Hu Mingdi, Song Yao, Zhang Songxin, Xie Zejian, Jing Bingyi
School of Communication and Information Engineering, Xi'an University of Posts and Telecommunications, No. 618 Chang'an West St. Chang'an District, Xi'an, 710121, P.R. China.
Department of Statistics & Data Science, Southern University of Science and Technology, 1088 Xueyuan Avenue, Shenzhen, 518055, P.R. China.
Sci Rep. 2025 Mar 25;15(1):10277. doi: 10.1038/s41598-025-94643-5.

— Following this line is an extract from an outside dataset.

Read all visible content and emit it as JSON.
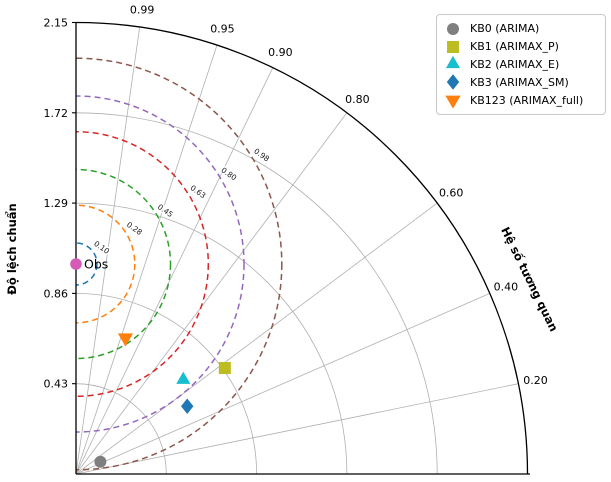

In this paper, a plug and play fuzzy mask extraction module for single image rain streak removal is proposed. Specifically, fuzzy mask maps of the rain data-set are obtained by optimizing the convex combination of several grouping functions; Based on these fuzzy mask maps as ground truth, we develop a deep learning architecture that learns the fuzzy rain map; We then fix the model to obtain a unified network model as a plug and play fuzzy mask extraction module for Single Image Deraining; When we embed a plug and play fuzzy mask extraction module into a deraining deep neural network architecture, it will improve performance due to fusion with the fine guided information of the fuzzy rain mask map. Our method differs from other mask maps as the fuzzy mask ground truth is extracted based on the pixel-level membership of the background and foreground of the image, so the grey similarity and spatial similarity between each pixel and its neighboring pixels of a single rain image can be expressed more elaborately. We provide a unified fuzzy mask module in image rain removal, which can lessen the burden of designing an attention module. The advantage of our proposed method is, as long as our fuzzy mask extraction module is embedded in any encoding and decoding rain removal network, it can obtain additional guided information such as rainy/non-rainy regions and the degree of degraded image, which can be greatly beneficial in rain detection and removal. Comprehensive experiments show that combining the rain removal network with our proposed model not only improves the rain removal effect of the algorithm, but also gives clearer background details of the image. The proposed fuzzy mask learning model is critically beneficial for either rain removal algorithms.
本文提出了一种用于单图像雨痕去除的即插即用模糊掩码提取模块。具体来说,通过优化几个分组函数的凸组合来获得雨数据集的模糊掩码图;基于这些模糊掩码图作为真值,我们开发了一种深度学习架构来学习模糊雨图;然后我们固定模型以获得一个统一的网络模型,作为单图像去雨的即插即用模糊掩码提取模块;当我们将即插即用模糊掩码提取模块嵌入到去雨深度神经网络架构中时,由于与模糊雨掩码图的精细引导信息融合,它将提高性能。我们的方法与其他掩码图不同,因为模糊掩码真值是基于图像背景和前景的像素级隶属度提取的,所以单个雨图像中每个像素与其相邻像素之间的灰度相似性和空间相似性可以更精细地表示。我们在图像去雨中提供了一个统一的模糊掩码模块,这可以减轻设计注意力模块的负担。我们提出的方法的优点是,只要我们的模糊掩码提取模块嵌入到任何编码和解码去雨网络中,它就可以获得诸如雨区/非雨区和图像退化程度等额外的引导信息,这在雨检测和去除中非常有益。综合实验表明,将去雨网络与我们提出的模型相结合不仅提高了算法的去雨效果,而且还给出了图像更清晰的背景细节。所提出的模糊掩码学习模型对任何去雨算法都非常有益。